I was stepping through a lot of history of this city and my own life. Without intentionally looking for them I saw several mosaics on the way.
On Bertold-Brecht- Platz stands a typical Berlin late 1900 multi story building which houses the famous restaurant “Ganymed” . Above the entrance door with the restaurants name (also a mosaic) you find in an imaginary niche another small beautiful mosaic.
The mosaic was installed in 1892/93 to attract visitors to the theater “Berliner Ensemble” . Only in 1997 it was discovered again. The workshop “ wandwerk” restored this mosaic to its full beauty.

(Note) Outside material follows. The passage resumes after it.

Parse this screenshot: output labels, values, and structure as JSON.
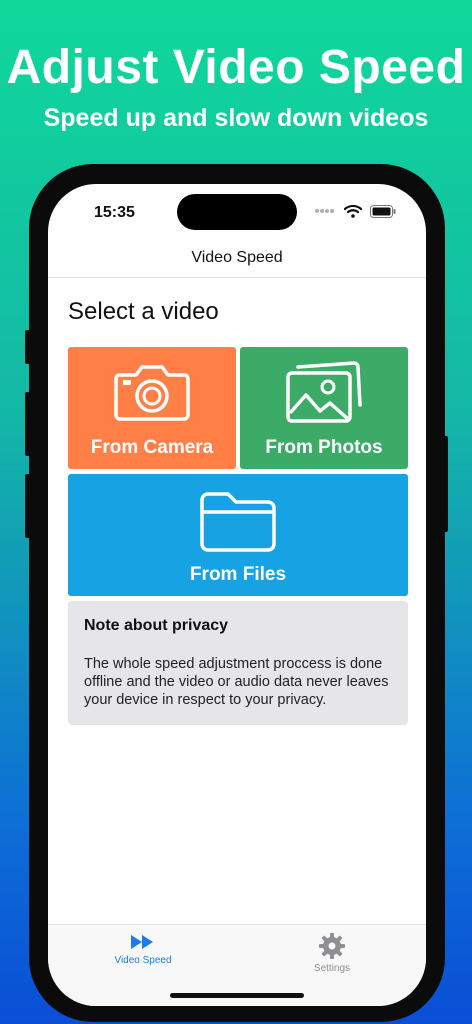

Walking on along the Spree Canal my glance gets attracted by a huge mural on the Friedrichsgracht 58. It’s the mural “ Man, measure of all things” by Walter Womacka, who has designed this epic mural in 1968 for the ministry of construction of the former East German Government. It would do a good illustration for Yuval Harari’s book “ Homo Deus”
Then I take a bike to Alexanderplatz and its huge 4lane avenues. At the crossroad of Otto-Braun-Strasse/Karl-Marx-Allee I finally take a close look at the large mosaic mural of Walter Womacka on the former “Haus des Lehrers”. It’s described as one of the largest mosaic murals in Germany and is present in my memory since childhood days.
Now I have to go up the hill to visit a friend in one of the typical Berlin residential areas “Botzow Viertel” On my way my eyes spot these adorable mosaic figures on a playground in Pasteurstrasse (opposite building 24)
contemplating about these mosaics it strikes me that mosaic art is present in our lives since centuries. Only on this walk I came across mosaics from 1890s, 1960 and the present. Not even set out to look for them. They just sprang into my eye on an afternoon walk.